Yan Qingli la regarda avec surprise.
Qiu Lanxi a demandé : « Votre Altesse pense-t-elle que j'ai tort ? »
Yan Qingli secoua la tête, lui caressa les cheveux et dit : « C'est bien que tu penses comme ça. »
Qiu Lanxi pensait que si elle n'avait pas eu un bon état d'esprit, elle serait tombée en dépression depuis longtemps.
Après tout, quoi qu'ils disent, ils partaient au moins d'un principe : elle était belle.
De plus, à cette époque, on préfère utiliser des allusions classiques pour proférer des injures plutôt qu'un langage vulgaire ; ainsi, même si Qiu Lanxi l'entendait en face, elle n'en serait pas gênée.

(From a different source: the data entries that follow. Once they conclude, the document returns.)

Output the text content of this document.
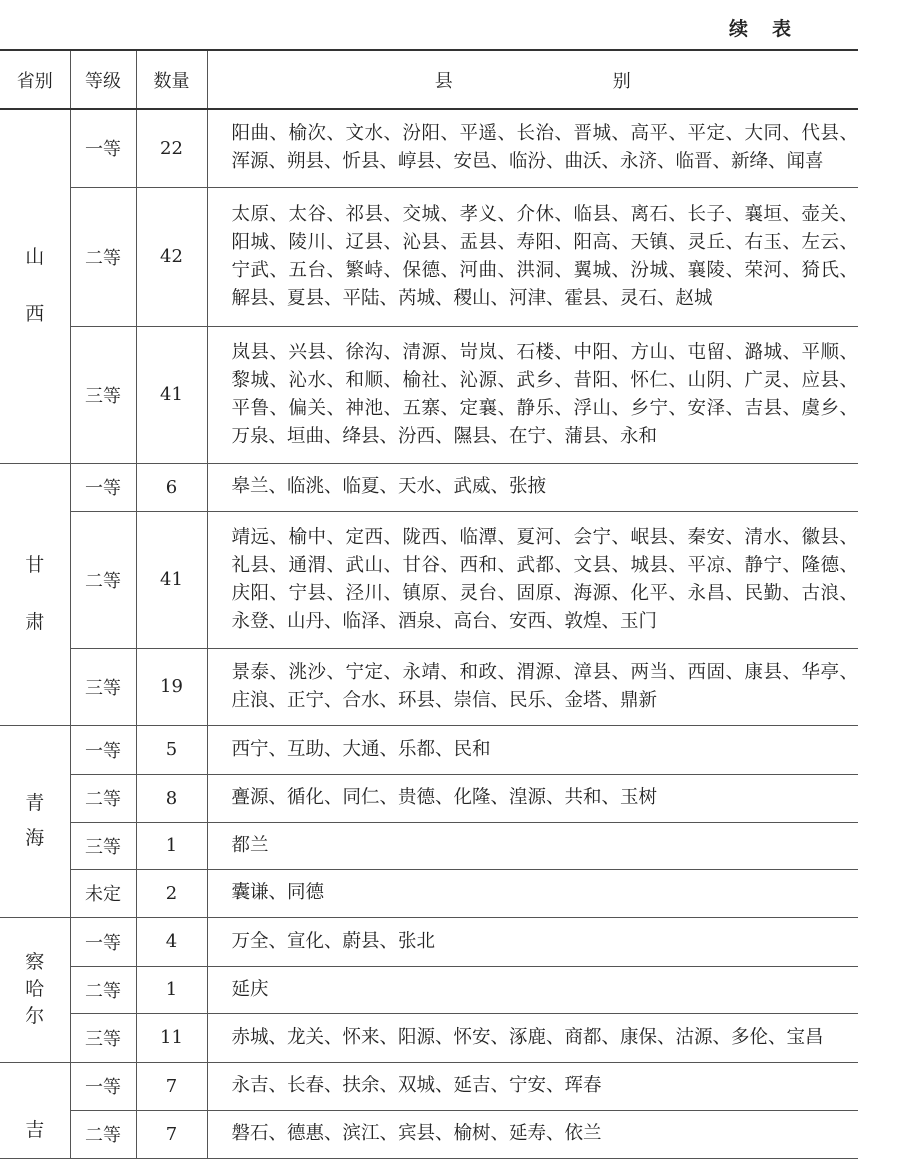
续表
省别	等级	数量	县别

山
西	一等	22	阳曲、榆次、文水、汾阳、平遥、长治、晋城、高平、平定、大同、代县、浑源、朔县、忻县、崞县、安邑、临汾、曲沃、永济、临晋、新绛、闻喜
	二等	42	太原、太谷、祁县、交城、孝义、介休、临县、离石、长子、襄垣、壶关、阳城、陵川、辽县、沁县、盂县、寿阳、阳高、天镇、灵丘、右玉、左云、宁武、五台、繁峙、保德、河曲、洪洞、翼城、汾城、襄陵、荣河、猗氏、解县、夏县、平陆、芮城、稷山、河津、霍县、灵石、赵城
	三等	41	岚县、兴县、徐沟、清源、岢岚、石楼、中阳、方山、屯留、潞城、平顺、黎城、沁水、和顺、榆社、沁源、武乡、昔阳、怀仁、山阴、广灵、应县、平鲁、偏关、神池、五寨、定襄、静乐、浮山、乡宁、安泽、吉县、虞乡、万泉、垣曲、绛县、汾西、隰县、在宁、蒲县、永和

甘
肃	一等	6	皋兰、临洮、临夏、天水、武威、张掖
	二等	41	靖远、榆中、定西、陇西、临潭、夏河、会宁、岷县、秦安、清水、徽县、礼县、通渭、武山、甘谷、西和、武都、文县、城县、平凉、静宁、隆德、庆阳、宁县、泾川、镇原、灵台、固原、海源、化平、永昌、民勤、古浪、永登、山丹、临泽、酒泉、高台、安西、敦煌、玉门
	三等	19	景泰、洮沙、宁定、永靖、和政、渭源、漳县、两当、西固、康县、华亭、庄浪、正宁、合水、环县、崇信、民乐、金塔、鼎新

青
海	一等	5	西宁、互助、大通、乐都、民和
	二等	8	亹源、循化、同仁、贵德、化隆、湟源、共和、玉树
	三等	1	都兰
	未定	2	囊谦、同德

察
哈
尔	一等	4	万全、宣化、蔚县、张北
	二等	1	延庆
	三等	11	赤城、龙关、怀来、阳源、怀安、涿鹿、商都、康保、沽源、多伦、宝昌

吉	一等	7	永吉、长春、扶余、双城、延吉、宁安、珲春
	二等	7	磐石、德惠、滨江、宾县、榆树、延寿、依兰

Voyant qu'elle ne semblait pas s'en préoccuper, Yan Qingli poussa un soupir de soulagement. Elle éprouvait un léger sentiment de culpabilité, même si elle savait que l'attention du public se porterait inévitablement sur son aveuglement par la luxure, et que Qiu Lanxi ne serait mentionnée qu'en passant. Mais elle finirait bien par être mentionnée elle aussi.
Yan Qingli savait pertinemment que tout le monde ne pouvait pas être aussi ouvert d'esprit qu'elle, et le monde ne manquait jamais de personnes qui périssaient à cause de rumeurs et de commérages.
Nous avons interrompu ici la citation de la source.